As a PhD student in the Pacific Northwest, I’ve seen, up close, the tension caused by balancing timber extraction and conservation of forest species. Back in 1994, when strong evidence showed the decline of spotted owl populations, the administration established a task force to develop The Northwest Forest Plan to balance the competing needs of timber harvest and the conservation of old growth forests. This was crucial because at that point, much of the Pacific Northwest's old growth forest was already logged, leaving very few patches for species that are entirely dependent on it for their lifecycle.
A critical component of that plan was monitoring these threatened and endangered species—a labor intensive process that involved field biologists driving out into the woods at night, playing audio recordings of spotted owl calls, and listening for an owl calling back. In that initial phase, biologists tracked demographics like population survival rates, growth rates, and how many young were being hatched every year. This program is now approaching 30 years of monitoring such populations.
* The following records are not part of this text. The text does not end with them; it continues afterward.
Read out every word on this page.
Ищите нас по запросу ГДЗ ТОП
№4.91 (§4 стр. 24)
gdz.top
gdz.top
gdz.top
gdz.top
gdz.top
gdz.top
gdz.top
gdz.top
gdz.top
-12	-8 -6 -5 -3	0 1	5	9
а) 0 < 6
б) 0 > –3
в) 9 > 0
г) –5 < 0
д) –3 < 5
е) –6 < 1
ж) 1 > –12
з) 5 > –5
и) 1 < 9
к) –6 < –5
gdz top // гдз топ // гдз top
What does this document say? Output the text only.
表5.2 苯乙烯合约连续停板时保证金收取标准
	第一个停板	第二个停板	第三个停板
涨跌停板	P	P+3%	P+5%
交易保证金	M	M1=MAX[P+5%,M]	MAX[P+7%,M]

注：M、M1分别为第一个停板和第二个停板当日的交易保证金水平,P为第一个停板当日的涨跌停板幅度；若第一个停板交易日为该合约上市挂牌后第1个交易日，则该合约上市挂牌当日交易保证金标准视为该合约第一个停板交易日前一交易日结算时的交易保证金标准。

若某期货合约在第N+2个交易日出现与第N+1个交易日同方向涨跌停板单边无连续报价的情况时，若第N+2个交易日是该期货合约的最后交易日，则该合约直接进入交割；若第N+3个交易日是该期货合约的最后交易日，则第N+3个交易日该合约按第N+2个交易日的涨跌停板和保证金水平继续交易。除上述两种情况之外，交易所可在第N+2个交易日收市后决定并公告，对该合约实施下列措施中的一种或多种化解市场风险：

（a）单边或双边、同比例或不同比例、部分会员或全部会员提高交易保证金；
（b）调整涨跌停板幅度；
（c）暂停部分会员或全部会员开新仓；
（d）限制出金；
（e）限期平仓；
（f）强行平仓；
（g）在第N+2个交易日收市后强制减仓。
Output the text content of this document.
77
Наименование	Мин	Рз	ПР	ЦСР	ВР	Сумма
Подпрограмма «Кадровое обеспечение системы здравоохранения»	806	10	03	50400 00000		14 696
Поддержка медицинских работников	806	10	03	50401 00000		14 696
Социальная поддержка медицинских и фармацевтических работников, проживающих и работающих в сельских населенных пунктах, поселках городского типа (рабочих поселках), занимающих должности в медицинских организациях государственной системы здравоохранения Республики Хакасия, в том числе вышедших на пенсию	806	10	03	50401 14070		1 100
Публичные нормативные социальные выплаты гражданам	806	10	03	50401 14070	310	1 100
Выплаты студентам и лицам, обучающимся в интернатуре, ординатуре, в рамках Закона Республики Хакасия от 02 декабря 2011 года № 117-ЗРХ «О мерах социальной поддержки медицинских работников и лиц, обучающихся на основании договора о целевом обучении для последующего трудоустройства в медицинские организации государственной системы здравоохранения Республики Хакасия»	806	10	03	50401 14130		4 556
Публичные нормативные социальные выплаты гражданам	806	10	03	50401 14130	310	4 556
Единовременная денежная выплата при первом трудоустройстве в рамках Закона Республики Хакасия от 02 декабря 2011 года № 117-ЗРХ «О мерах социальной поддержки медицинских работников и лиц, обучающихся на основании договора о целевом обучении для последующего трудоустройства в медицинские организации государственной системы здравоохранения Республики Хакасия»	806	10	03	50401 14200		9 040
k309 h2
In 2017, we began exploring the use of an emerging technology—acoustic recorders—that allowed us to start collecting acoustic data at scale in a non-invasive way. Every day the field recorders would collect four hours at dawn and four hours at dusk of sound. The problem was that you end up with this immense pile of audio data that is completely infeasible for someone to listen to from start to end. You also have the needle in the haystack problem where you have a really rare species that calls infrequently, and its recordings are somewhere in this mess of audio data.
Initially we focused on developing computational tools to detect spotted owls and other low-frequency vocalizing species. In 2020, Google developed a large-scale avian classification model called Perch. Google’s open-source model has been trained on a huge, global data set and has learned a lot about differentiating different types of bird sound.